Hapse girmeden önce, "Sadece Türk olduğum için hapse götürülüyorum. Eğer Türk olmak suçsa, şunu tekrarlıyorum: Türk'üm ve öyle kalacağım" diyerek en bilinen deklarasyonlarından birini yapan Dr. Ahmet'in Gümülcine'de görülen mahkemesine binlerce kişi akın ederek, destek için binanın dışında "Biz Türküz" sloganları attı.

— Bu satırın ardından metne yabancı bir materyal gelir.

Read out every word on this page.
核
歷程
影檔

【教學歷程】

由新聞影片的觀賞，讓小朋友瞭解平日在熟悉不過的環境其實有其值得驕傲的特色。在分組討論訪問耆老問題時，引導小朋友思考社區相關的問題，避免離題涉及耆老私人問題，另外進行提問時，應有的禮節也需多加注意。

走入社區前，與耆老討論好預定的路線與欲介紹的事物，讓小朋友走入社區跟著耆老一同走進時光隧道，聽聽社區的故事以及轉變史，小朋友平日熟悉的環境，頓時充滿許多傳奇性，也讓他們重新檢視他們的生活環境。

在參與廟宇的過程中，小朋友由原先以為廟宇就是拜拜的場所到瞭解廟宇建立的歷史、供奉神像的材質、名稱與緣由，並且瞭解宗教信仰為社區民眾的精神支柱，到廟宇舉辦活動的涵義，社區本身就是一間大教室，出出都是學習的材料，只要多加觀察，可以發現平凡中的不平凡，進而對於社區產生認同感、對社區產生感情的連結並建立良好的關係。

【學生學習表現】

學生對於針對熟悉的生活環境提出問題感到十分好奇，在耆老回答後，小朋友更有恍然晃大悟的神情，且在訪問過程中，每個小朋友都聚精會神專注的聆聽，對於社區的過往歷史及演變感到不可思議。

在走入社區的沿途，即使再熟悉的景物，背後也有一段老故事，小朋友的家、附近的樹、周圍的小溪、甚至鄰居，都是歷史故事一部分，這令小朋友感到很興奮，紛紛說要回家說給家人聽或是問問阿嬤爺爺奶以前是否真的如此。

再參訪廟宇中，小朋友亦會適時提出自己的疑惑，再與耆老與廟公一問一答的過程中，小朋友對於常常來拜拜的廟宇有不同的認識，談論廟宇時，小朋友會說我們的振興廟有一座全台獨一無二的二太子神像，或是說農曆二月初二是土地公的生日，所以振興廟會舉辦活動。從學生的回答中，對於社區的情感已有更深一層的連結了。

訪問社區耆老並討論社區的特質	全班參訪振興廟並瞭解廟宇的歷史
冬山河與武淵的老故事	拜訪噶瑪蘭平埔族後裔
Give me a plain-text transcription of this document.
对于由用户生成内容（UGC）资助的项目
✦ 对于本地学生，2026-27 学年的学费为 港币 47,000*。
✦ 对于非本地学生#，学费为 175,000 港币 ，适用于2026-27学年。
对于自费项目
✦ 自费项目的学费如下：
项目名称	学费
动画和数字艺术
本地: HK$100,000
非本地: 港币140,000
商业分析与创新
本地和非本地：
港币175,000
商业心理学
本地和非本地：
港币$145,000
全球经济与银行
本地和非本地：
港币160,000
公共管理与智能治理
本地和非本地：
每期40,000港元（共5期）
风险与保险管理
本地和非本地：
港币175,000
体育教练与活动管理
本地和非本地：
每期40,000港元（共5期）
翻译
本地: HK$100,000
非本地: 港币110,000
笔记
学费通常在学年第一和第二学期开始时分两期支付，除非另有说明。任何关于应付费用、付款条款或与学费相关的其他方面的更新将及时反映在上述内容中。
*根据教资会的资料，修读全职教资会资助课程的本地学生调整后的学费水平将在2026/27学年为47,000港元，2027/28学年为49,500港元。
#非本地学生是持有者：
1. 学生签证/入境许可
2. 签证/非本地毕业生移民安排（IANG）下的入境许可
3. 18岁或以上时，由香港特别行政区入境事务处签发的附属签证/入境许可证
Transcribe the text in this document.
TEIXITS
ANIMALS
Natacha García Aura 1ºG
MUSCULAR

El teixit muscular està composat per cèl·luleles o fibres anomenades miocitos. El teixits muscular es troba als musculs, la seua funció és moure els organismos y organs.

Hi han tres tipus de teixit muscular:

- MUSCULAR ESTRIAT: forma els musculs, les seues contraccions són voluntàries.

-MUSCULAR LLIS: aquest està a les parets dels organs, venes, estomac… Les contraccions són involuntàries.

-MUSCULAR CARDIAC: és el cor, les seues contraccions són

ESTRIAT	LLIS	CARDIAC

1995 yılında kaleme aldığı “Batı Trakya’da Yaşayan Türk Toplumunun Şikayetleri ve İstekleri” adlı yazısında Sadık Ahmet şu satırları yazdı:
“Batı Trakya Yunanistan’a bırakıldığı günden beri Yunan yönetimleri daima Türk toplumlarını kendileri için bir tehlike olarak gördü. Bu düşünceden hareket edilerek uygulanan politika şu 2 ana başlık altında toplanıyor. Birincisi; Türk toplumunu göçe zorlamak, ikincisi ise; Göç olmadığı takdirde asimile edebilmek.”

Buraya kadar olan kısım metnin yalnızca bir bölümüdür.